The Wallarah 2 Coal Project (or W2CP) is a proposal by the Korea Resources Corporation or KORES (owned by the South Korean government and other Korean and Japanese mining companies that comprise the Wyong Areas Coal Joint Venture) to construct a longwall mine near Wyong, New South Wales, Australia. The underground mine is now being considered by the NSW Department of Planning. It was previously rejected by the Keneally Government shortly before the 2011 state election.

==Proposal==
The exploration areas within which the mining proposal is situated were awarded to the Wyong Areas Coal Joint Venture by the NSW State Government in 1995 following a competitive tender. Extensive exploration drilling, geological surveys, environmental investigations, stakeholder consultations and other works costing approximately $80 million were undertaken by the proponents.
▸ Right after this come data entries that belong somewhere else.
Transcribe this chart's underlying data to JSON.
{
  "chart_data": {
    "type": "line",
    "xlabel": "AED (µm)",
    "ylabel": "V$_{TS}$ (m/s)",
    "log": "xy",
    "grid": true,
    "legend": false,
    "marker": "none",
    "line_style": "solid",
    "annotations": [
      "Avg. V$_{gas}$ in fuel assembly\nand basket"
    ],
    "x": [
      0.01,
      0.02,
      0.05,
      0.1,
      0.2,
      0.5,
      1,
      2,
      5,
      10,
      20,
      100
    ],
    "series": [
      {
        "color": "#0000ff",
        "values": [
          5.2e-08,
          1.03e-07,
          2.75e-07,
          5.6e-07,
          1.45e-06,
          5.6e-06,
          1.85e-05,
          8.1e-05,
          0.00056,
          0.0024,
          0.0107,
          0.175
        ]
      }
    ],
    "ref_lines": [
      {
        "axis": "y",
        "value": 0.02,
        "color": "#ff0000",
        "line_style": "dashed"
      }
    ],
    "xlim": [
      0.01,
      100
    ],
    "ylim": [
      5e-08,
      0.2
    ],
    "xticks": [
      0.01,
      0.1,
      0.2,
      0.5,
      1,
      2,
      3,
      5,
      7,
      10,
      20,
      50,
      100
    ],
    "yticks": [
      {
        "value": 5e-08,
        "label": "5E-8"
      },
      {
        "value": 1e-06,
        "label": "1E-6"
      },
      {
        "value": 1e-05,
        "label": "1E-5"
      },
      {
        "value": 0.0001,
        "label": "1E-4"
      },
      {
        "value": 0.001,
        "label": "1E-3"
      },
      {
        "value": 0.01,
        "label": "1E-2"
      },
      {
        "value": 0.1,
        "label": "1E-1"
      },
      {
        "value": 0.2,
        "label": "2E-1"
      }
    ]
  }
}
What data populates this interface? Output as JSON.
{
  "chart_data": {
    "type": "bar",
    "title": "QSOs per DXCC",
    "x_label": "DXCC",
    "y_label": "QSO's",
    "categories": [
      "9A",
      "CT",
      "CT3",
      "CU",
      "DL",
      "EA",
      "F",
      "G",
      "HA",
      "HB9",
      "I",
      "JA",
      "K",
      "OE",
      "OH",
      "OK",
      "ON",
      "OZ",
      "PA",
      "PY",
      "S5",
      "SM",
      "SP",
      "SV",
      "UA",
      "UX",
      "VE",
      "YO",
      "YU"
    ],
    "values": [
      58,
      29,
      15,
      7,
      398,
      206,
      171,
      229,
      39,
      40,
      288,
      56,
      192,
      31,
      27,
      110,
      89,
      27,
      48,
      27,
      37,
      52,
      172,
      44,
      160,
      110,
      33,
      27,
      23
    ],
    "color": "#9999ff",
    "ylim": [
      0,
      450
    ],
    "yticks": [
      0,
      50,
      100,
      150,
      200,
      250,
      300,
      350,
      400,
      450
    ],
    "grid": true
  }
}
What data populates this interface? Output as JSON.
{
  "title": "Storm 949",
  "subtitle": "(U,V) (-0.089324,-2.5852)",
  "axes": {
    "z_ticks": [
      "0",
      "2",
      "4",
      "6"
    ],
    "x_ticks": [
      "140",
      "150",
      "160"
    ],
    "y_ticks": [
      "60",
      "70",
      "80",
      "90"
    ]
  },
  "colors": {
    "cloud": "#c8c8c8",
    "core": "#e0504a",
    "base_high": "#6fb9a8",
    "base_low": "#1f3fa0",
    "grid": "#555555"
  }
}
The proposed mine would have an annual coal production of 4 to 5 million tonnes of export quality thermal coal per year, over 28 years.

The associated coal loader, coal stockpile and rail link would be at least 3 kilometres away from one of the largest urban growth areas on the Central Coast, including the proposed Warnervale town centre.

==Opposition and rejection of previous proposal==

The proposal was delayed by numerous studies, including an independent review headed by former NSW Liberal leader Kerry Chikarovski, and widespread opposition on the Central Coast with opponents suggesting the project could impact voting at subsequent elections.

The Australian Coal Alliance was formed to oppose the project and has maintained an active public relations campaign against the proposal. It blamed the NSW Labor Party and its supporters to failing to stop the mine.

Former state Labor MP for Wyong David Harris said he was opposed to the mine, adding he was "concerned about the noise and dust impacts on the community and for the future of the Wyong Employment Zone at Warnervale". However, members of the Australian Coal Alliance criticised him for accepting a position as Parliamentary Secretary claiming the position suggested loyalty to the NSW Government, rather than to their campaign.

Before the 2011 state election, the NSW Opposition promised to stop the mine proposal. On the final day of the Keneally Government (the day before the issue of the writs), Minister Tony Kelly announced that the Government had made a decision that the proposal would not go ahead. David Harris attempted to "claim victory" for the proposal rejection but was defeated at the state election.